The Artist’s Journey: From Seer to Witness

Video essay version.

Let’s go on a little trip, a thought experiment, exploring how you—yes, you, the one reading this right now—might go from a person in the world to a master artist.

You go through life seeing. Your eyes take in the world effortlessly, like breathing—automatic, constant, unexamined.

But sometimes, you stop. You look—at the world, at people, at the things around you. In that moment, you shift from passive seer to active looker.

Maybe that’s where your journey as an artist begins: in the decision to be active where others remain passive.

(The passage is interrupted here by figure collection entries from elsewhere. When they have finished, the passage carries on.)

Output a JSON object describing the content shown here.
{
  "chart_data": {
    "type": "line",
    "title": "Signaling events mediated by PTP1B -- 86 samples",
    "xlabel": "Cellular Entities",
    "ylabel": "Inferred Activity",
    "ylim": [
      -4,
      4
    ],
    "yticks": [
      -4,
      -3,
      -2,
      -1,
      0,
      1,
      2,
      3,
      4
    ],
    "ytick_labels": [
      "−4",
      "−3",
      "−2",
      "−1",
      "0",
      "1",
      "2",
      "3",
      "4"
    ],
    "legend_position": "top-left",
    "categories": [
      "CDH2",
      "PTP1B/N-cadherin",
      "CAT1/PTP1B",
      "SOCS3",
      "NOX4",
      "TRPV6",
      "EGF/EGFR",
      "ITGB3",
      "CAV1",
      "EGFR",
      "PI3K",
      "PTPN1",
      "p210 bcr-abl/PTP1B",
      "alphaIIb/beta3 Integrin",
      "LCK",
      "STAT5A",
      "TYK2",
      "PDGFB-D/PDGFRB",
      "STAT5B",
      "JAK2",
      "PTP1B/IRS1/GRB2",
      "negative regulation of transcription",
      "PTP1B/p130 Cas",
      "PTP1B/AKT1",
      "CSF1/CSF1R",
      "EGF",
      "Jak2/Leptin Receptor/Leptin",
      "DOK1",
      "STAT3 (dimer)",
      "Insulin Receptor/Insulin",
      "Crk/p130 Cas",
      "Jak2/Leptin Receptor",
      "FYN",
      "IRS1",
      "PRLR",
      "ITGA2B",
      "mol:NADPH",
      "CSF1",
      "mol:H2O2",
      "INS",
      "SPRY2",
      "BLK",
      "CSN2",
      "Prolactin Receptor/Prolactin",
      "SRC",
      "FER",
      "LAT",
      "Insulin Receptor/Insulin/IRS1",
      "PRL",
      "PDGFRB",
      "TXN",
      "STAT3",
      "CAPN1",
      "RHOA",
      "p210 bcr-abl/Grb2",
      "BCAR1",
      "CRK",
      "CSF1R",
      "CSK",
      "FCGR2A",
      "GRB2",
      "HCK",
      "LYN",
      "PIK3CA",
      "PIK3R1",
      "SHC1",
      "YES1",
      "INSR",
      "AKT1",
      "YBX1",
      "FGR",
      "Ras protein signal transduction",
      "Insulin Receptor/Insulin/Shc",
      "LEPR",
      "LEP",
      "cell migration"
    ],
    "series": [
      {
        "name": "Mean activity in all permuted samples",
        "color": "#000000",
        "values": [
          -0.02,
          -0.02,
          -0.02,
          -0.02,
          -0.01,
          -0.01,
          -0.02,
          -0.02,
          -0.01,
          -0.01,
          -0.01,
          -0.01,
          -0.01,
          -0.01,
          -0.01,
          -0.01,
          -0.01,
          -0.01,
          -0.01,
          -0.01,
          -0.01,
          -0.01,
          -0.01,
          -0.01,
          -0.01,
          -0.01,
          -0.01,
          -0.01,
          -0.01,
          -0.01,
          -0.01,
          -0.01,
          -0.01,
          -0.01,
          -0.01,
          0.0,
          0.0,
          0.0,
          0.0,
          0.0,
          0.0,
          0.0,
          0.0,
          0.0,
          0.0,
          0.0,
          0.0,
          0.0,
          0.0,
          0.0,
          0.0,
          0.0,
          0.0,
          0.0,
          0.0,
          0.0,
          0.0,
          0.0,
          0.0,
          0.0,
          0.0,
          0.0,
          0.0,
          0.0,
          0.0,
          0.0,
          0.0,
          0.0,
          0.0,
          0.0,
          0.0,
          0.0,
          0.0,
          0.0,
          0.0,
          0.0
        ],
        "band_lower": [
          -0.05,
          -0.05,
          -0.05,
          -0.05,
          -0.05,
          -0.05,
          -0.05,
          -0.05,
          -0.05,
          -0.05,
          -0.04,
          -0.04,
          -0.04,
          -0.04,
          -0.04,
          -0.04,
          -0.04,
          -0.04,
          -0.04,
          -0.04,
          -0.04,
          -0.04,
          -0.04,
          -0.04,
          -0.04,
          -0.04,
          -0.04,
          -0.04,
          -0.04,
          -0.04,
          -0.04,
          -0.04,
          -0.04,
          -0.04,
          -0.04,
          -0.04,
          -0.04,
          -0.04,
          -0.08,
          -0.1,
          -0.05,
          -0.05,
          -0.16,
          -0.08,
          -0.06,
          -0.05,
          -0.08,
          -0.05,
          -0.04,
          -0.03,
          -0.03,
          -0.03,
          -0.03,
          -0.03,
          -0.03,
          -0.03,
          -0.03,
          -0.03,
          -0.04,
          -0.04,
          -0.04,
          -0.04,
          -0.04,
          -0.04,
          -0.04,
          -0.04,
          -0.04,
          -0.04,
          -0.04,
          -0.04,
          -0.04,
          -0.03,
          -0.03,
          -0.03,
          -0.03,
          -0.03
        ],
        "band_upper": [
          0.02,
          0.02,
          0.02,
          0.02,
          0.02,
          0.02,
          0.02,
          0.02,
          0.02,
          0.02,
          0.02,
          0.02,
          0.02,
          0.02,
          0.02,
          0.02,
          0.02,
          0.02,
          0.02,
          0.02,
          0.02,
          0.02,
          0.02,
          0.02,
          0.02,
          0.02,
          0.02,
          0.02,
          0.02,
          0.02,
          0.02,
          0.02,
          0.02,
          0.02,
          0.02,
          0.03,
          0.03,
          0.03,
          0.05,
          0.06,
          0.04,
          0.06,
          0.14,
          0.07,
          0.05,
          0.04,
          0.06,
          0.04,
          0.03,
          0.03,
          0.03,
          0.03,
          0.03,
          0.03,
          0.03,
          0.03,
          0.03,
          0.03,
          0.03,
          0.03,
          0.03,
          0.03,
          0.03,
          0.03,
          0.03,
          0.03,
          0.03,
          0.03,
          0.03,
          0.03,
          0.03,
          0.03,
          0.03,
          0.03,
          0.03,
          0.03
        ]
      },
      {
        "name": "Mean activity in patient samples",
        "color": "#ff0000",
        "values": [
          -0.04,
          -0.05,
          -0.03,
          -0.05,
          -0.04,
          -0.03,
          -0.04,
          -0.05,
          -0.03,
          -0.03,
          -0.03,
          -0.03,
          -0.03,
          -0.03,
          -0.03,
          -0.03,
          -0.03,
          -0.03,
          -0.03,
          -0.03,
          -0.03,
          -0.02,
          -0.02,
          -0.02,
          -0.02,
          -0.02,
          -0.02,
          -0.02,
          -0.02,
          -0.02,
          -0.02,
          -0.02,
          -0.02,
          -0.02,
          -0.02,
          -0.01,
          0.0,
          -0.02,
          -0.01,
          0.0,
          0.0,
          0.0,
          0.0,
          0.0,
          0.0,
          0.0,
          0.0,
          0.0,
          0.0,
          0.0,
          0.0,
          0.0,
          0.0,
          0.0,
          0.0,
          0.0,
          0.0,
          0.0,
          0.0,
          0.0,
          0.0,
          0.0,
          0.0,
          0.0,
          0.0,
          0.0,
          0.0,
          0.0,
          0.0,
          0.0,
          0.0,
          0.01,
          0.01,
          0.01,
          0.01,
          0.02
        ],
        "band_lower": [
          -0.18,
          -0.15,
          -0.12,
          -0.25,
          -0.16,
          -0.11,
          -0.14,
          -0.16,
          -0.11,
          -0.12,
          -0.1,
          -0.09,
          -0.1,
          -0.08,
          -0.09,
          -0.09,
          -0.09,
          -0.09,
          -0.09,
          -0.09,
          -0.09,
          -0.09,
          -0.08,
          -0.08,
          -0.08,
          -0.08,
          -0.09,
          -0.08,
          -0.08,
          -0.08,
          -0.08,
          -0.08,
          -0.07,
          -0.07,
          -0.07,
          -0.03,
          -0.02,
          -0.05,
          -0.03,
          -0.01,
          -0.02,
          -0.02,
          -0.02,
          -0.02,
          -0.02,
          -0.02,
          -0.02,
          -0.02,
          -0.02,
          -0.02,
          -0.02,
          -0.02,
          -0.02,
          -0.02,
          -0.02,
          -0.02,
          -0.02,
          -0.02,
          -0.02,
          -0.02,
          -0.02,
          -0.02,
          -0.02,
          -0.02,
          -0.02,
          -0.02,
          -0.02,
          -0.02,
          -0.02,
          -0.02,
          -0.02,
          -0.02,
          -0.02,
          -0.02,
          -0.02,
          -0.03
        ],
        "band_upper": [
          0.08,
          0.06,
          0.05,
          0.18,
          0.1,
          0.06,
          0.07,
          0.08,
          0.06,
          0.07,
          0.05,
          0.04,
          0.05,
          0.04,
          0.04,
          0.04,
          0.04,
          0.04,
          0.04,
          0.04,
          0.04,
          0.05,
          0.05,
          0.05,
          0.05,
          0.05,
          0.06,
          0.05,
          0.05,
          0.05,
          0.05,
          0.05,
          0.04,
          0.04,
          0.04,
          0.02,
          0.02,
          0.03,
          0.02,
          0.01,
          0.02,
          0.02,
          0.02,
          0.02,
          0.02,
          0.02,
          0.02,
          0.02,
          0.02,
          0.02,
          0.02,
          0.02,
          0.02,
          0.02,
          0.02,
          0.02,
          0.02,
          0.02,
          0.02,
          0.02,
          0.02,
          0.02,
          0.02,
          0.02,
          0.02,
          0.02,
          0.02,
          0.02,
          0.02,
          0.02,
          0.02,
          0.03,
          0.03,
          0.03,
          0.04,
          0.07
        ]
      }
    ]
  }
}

But that’s only the first step. If you continue, you become something more than a looker—you become an observer. You notice the way the pieces of life fit together, the emotions that flicker across faces, the patterns hidden in the mundane. You start to understand that details make the difference, that the ordinary holds the most beauty—if you’re paying attention.

At this point, you’ve already undergone two transformations. First, from passive seer to active looker. Second, from looker to observer—someone who appreciates the subtle details others overlook.

Still, observation is a conscious effort. It’s like deliberate practice, as K. Anders Ericsson describes it—an active sharpening of your awareness, a bit like Sherlock Holmes noticing details no one else sees. But there’s a step beyond that, a place where true mastery begins.

This is where you become a witness.

Like Picasso, who mastered technique only to step back and paint like a child again, you move beyond observation into something deeper. You no longer just analyze—you feel, you absorb, you let intuition take over. This is where the magic happens, where, as Steven Pressfield says, the “muse” arrives. It’s where flow becomes your natural state.

At this point, you’ve made a full transformation. From seer to looker, from looker to observer, and from observer to witness. And in doing so, you uncover a truth many never realize:

Being an artist is not an identity. It’s not something you are or are not. Thinking of it that way only feeds the ego, invites doubt, and builds unnecessary barriers. Instead, artistry is a state of being, a way of existing in the world, a lens through which you experience everything.

As an artist, you are a witness. You tune in to the waves of beauty around you. You see, you translate, you create. And yet, no matter how skilled you become, the original perception—the pure essence of what you witness—can never be fully captured.

But rather than letting this frustrate you, you embrace it. You understand that imperfection is part of the game of creation. And when you do that—when you let go of the need for perfect translation—you step into the cycle of true artistic freedom.

That, perhaps, is the real journey of an artist: not striving for perfection, but surrendering to the flow—witnessing, creating, and allowing the process to unfold.